Dudley Littlewood was educated at Trinity College, Cambridge where his undergraduate tutor was Littlewood (J E) who was not related. He graduated in 1925, the same year as Hall and Hodge also graduated from Cambridge. He began research in analysis at Cambridge but it appears that he was neither sufficiently good or interested in analysis and, lacking financial support, decided to give up research.
Dudley's first appointment was as a school teacher, but, in 1928, he found a post as a lecturer at University College Swansea. He worked for a short time at Queen's College, Dundee (at that time part of the University of St Andrews) but returned to Swansea where he worked until 1947.
Dudley was keen to return to Cambridge and, when the chance came in 1947, he accepted a post as College lecturer.
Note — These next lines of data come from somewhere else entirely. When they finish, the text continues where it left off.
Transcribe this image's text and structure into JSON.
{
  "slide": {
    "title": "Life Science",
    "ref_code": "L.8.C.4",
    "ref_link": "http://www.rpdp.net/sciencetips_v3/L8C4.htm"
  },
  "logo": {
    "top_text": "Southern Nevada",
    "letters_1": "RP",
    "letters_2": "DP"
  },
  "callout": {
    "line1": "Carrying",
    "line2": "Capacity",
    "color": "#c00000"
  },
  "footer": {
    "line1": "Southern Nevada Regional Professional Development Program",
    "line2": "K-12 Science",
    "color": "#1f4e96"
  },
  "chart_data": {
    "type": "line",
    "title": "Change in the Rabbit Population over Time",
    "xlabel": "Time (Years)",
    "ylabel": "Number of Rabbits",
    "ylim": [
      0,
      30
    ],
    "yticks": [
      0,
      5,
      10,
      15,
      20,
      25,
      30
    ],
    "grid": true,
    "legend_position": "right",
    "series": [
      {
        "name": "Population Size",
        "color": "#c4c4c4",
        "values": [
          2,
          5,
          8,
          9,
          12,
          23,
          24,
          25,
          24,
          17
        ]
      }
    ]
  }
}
It was not a College appointment so he only had an office through the kindness of Hodge. Littlewood's family were not happy with the move to Cambridge but soon he was appointed to the chair of mathematics at Bangor in 1948.
Until Littlewood's appointment to Swansea he had no definite research interests. However at Swansea the professor, A R Richardson, was an algebraist and he introduced Littlewood to research in algebra. His first work was on quaternion algebras and some of his first papers were written jointly with A R Richardson. During this period, developments of his first papers led to further work in which he laid the foundations of invariant theory of forms in non-commutative algebra.
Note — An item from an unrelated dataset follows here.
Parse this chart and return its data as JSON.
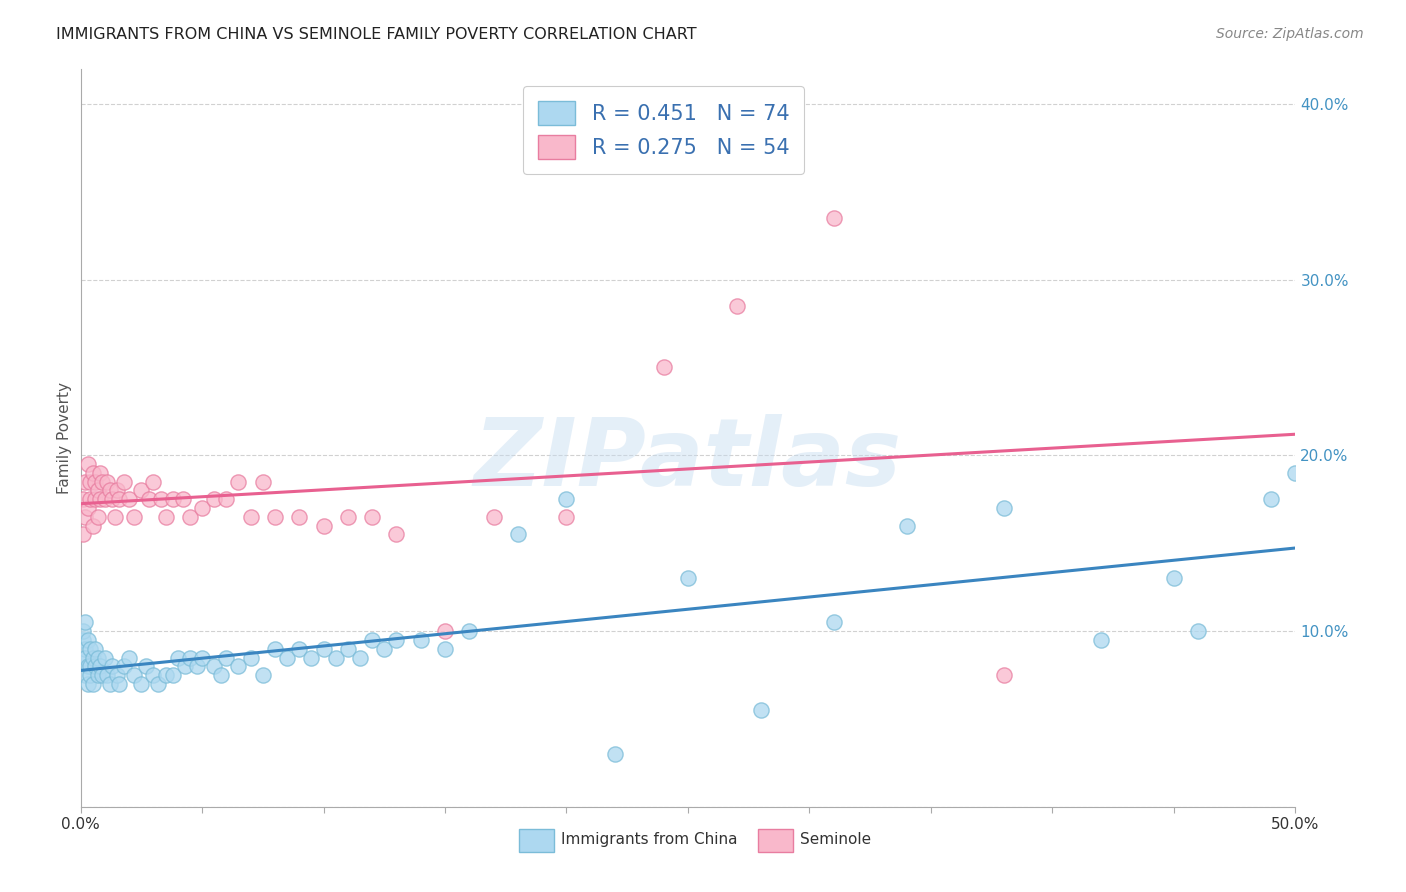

Invariant theory was at its height in the 19th Century with the work of Cayley, Sylvester, Clebsch, Gordan and others. Littlewood claimed that
interest in invariant theory had flagged somewhat, one reason for this being the introduction of tensors.
Another reason was certainly the work of Hilbert, but Littlewood tried to remedy the "tensor reason" in a series of papers on tensors and invariant theory.
Littlewood's main work, however, began in 1934 when he began an investigation of group characters, in particular the characters of the symmetric group. He examined S-functions (named after Schur) and applied these to invariant theory. He also studied quantum mechanics and some of the problems in representation theory he considered were motivated from this.
He published three books perhaps the first The theory of group characters and matrix representations of groups (1940) being the most famous.
J A Green, a student of Littlewood's, summed up his approach to mathematics writing:-
Littlewood's mathematical strength lay in his extraordinary insight into the way certain algebraic processes worked.
In [1] the authors write:-
He clearly had a strong intuitive grasp of formal mathematics and when he felt a result to be true he could be perfunctory about its proof. Littlewood had a great love for the works of Frobenius, Schur and Weyl - these were mathematicians who produced the kind of usable formulae which he could and did appreciate. But he did not appreciate their mathematical rigour, he grasped their methods and results and he proceeded to develop them in his own fashion.